Nach einem unverschuldeten Verkehrsunfall gibt der Geschädigte in aller Regel ein Sachverständigengutachten in Auftrag. In diesem nimmt der Sachverständige die Stundenverrechnungssätze der Kfz-Werkstatt auf. Nun kann es aber vorkommen, dass die Kfz-Werkstatt, nachdem das Gutachten vorliegt, ihre Preise erhöht. Welche Stundenverrechnungssätze kann dann der Geschädigte seiner Abrechnung gegenüber der gegnerischen Haftpflichtversicherung zugrunde legen?
Zunächst muss zwischen der fiktiven und der konkreten Abrechnung unterschieden werden.
1. Fiktive Abrechnung
Bei der fiktiven Abrechnung kann es vorkommen, dass die Preise der von der Versicherung genannten Referenzwerkstatt nach dem ausgesprochenen Verweis erhöht werden.
Zu diesem Thema hat der Bundesgerichtshof (BGH) mit Urteil vom 18.02.2020, Az. VI ZR 115/19, wie folgt entschieden:
Die Preiserhöhung ist in die Schadensbemessung einzubeziehen. Für die fiktive Abrechnung gelten die Preise, die die in Bezug genommene Werkstatt zum Zeitpunkt der vollständigen Schadenersatzleistung oder am Ende der mündlichen Verhandlung des Rechtstreits verlangt. Auf die Preise zum Unfallzeitpunkt kommt es nicht an. Preiserhöhungen während der Regulierung und vor vollständiger Erfüllung gehen also zulasten des Schädigers bzw. dessen Haftpflichtversicherung.
2. Konkrete Abrechnung
Im Fall der konkreten Schadensabrechnung ist auf die Umstände des Zeitpunkts abzustellen, in dem der Zustand i. S. v. § 249 Abs. 1 BGB hergestellt worden ist. Es ist zu unterscheiden.
- Ist die Reparatur noch nicht erfolgt, ist es Sache des Schädigers, die Folgen einer zwischenzeitlichen Preiserhöhung zu tragen, z. Bsp.:
a) Das Gutachten wird kurz vor Jahresende erstellt und am Jahresanfang erhöht die Kfz-Werkstatt ihre Preise. Dann wird Reparaturauftrag erteilt; es gelten die neuen Stundenverrechnungssätze.
b) Der Geschädigte kann die Schadenbeseitigung aus eigenen Mitteln nicht vorfinanzieren, warnt die gegnerische Haftpflichtversicherung dementsprechend und wartet mit der Reparatur, bis der Versicherer ihm eine Haftungszusage erteilt. Danach gibt er die Reparatur in Auftrag. Die Folgen der zwischenzeitlichen Preiserhöhung trägt der Schädiger.
- Ist die Reparatur bereits erfolgt ist, spielen Preiserhöhungen bis zur endgültigen Regulierung durch die gegnerische Haftpflichtversicherung keine Rolle. Die Reparatur basiert auf dem Reparaturvertrag und diesem werden die Stundenverrechnungssätze zugrunde gelegt, die zum Abschluss des Auftrags gültig waren.

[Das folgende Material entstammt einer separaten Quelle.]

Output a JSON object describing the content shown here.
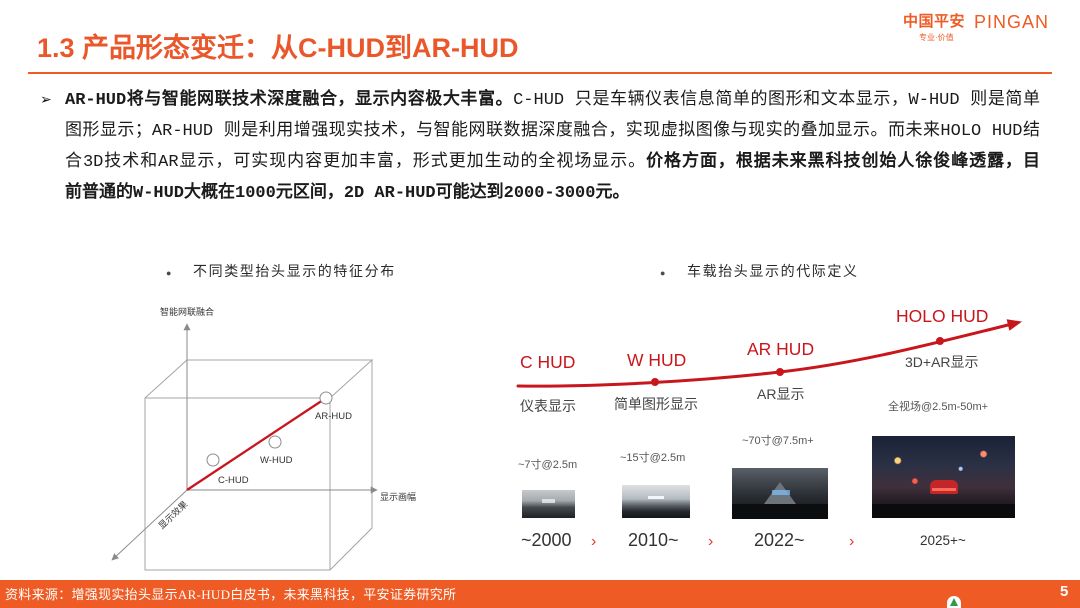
{
  "slide": {
    "title": "1.3 产品形态变迁：从C-HUD到AR-HUD",
    "page_number": "5"
  },
  "logo": {
    "cn": "中国平安",
    "en": "PINGAN",
    "tagline": "专业·价值"
  },
  "bullet": {
    "marker": "➢",
    "lines": [
      [
        "AR-HUD将与智能网联技术深度融合，显示内容极大丰富。",
        "C-HUD 只是车辆仪表信息简单的图形和文本显示，W-HUD 则是简单"
      ],
      [
        "图形显示；AR-HUD 则是利用增强现实技术，与智能网联数据深度融合，实现虚拟图像与现实的叠加显示。而未来HOLO HUD结"
      ],
      [
        "合3D技术和AR显示，可实现内容更加丰富，形式更加生动的全视场显示。",
        "价格方面，根据未来黑科技创始人徐俊峰透露，目"
      ],
      [
        "前普通的W-HUD大概在1000元区间，2D AR-HUD可能达到2000-3000元。"
      ]
    ]
  },
  "left_figure": {
    "caption_marker": "●",
    "caption": "不同类型抬头显示的特征分布",
    "axes": {
      "vertical": "智能网联融合",
      "horizontal": "显示画幅",
      "depth": "显示效果"
    },
    "points": [
      {
        "label": "C-HUD"
      },
      {
        "label": "W-HUD"
      },
      {
        "label": "AR-HUD"
      }
    ]
  },
  "right_figure": {
    "caption_marker": "●",
    "caption": "车载抬头显示的代际定义",
    "separator": "›",
    "generations": [
      {
        "name": "C HUD",
        "display": "仪表显示",
        "spec": "~7寸@2.5m",
        "year": "~2000"
      },
      {
        "name": "W HUD",
        "display": "简单图形显示",
        "spec": "~15寸@2.5m",
        "year": "2010~"
      },
      {
        "name": "AR HUD",
        "display": "AR显示",
        "spec": "~70寸@7.5m+",
        "year": "2022~"
      },
      {
        "name": "HOLO HUD",
        "display": "3D+AR显示",
        "spec": "全视场@2.5m-50m+",
        "year": "2025+~"
      }
    ]
  },
  "footer": {
    "source": "资料来源：增强现实抬头显示AR-HUD白皮书，未来黑科技，平安证券研究所"
  },
  "colors": {
    "brand_orange": "#EF5B24",
    "title_orange": "#E9572A",
    "hud_red": "#C8161D"
  }
}
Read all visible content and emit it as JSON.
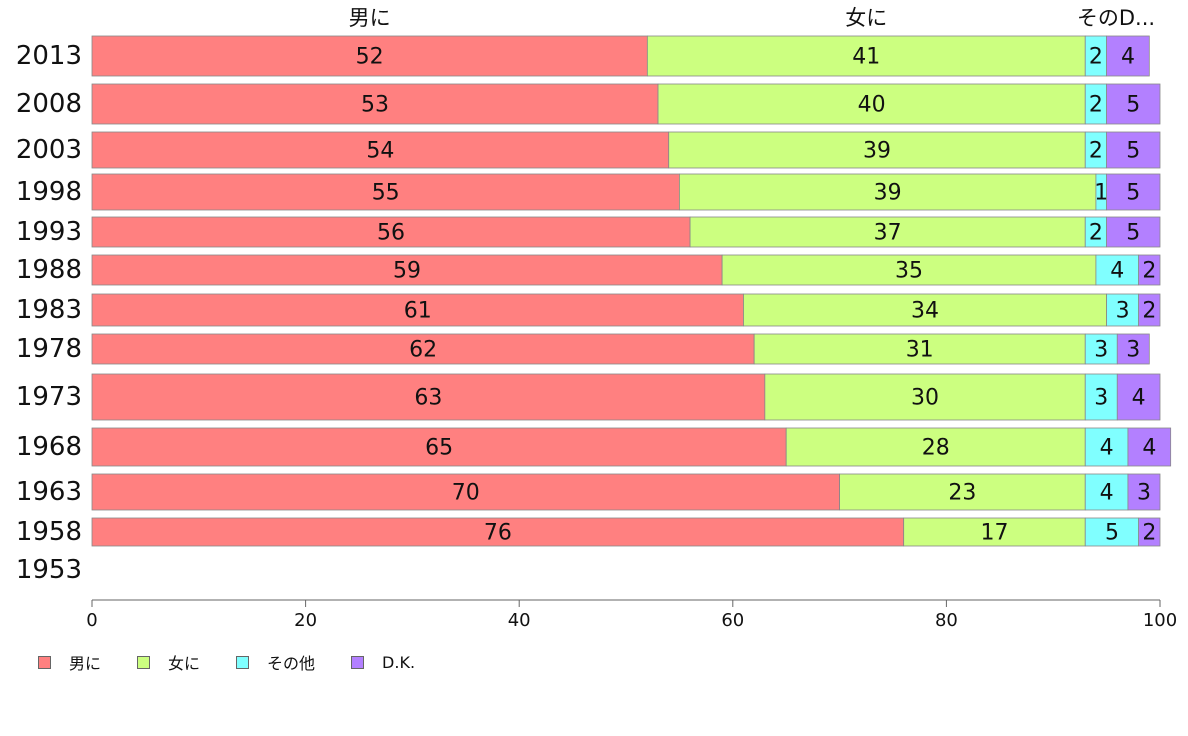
{
  "chart_data": {
    "type": "bar",
    "orientation": "horizontal",
    "stacked": true,
    "categories": [
      "2013",
      "2008",
      "2003",
      "1998",
      "1993",
      "1988",
      "1983",
      "1978",
      "1973",
      "1968",
      "1963",
      "1958",
      "1953"
    ],
    "series": [
      {
        "name": "男に",
        "header": "男に",
        "color": "#ff8080",
        "values": [
          52,
          53,
          54,
          55,
          56,
          59,
          61,
          62,
          63,
          65,
          70,
          76,
          null
        ]
      },
      {
        "name": "女に",
        "header": "女に",
        "color": "#ccff80",
        "values": [
          41,
          40,
          39,
          39,
          37,
          35,
          34,
          31,
          30,
          28,
          23,
          17,
          null
        ]
      },
      {
        "name": "その他",
        "header": "そのD...",
        "color": "#80ffff",
        "values": [
          2,
          2,
          2,
          1,
          2,
          4,
          3,
          3,
          3,
          4,
          4,
          5,
          null
        ]
      },
      {
        "name": "D.K.",
        "header": "",
        "color": "#b380ff",
        "values": [
          4,
          5,
          5,
          5,
          5,
          2,
          2,
          3,
          4,
          4,
          3,
          2,
          null
        ]
      }
    ],
    "xlim": [
      0,
      100
    ],
    "xticks": [
      "0",
      "20",
      "40",
      "60",
      "80",
      "100"
    ],
    "legend_position": "bottom-left",
    "grid": false
  }
}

Für das Autohaus heißt das Folgendes:
Im Fall einer Reparatur kann das Autohaus die zum Zeitpunkt der Erteilung des Reparaturauftrags geltenden Stundenverrechnungssätze zu Grunde legen. Die gutachterliche Prognose bindet das Autohaus nicht.
Für den Sachverständigen heißt das Folgendes:
Für den Sachverständigen treten hier keine Besonderheiten auf.
Für den Geschädigten heißt das Folgendes:
Sofern die gegnerische Haftpflichtversicherung Beträge aus den fiktiven Reparaturkosten nicht bezahlt und damit den Anspruch des Geschädigten nicht erfüllt hat, wirken sich Preissteigerungen, die nach dem Verweis auf die Referenzwerkstatt erfolgt sind, zu Gunsten des Geschädigten aus.
Bei der konkreten Abrechnung kommt es grundsätzlich auf den Zeitpunkt der Erteilung des Reparaturauftrags an, sofern dem Geschädigten keine Schadensminderungspflicht vorgeworfen werden kann.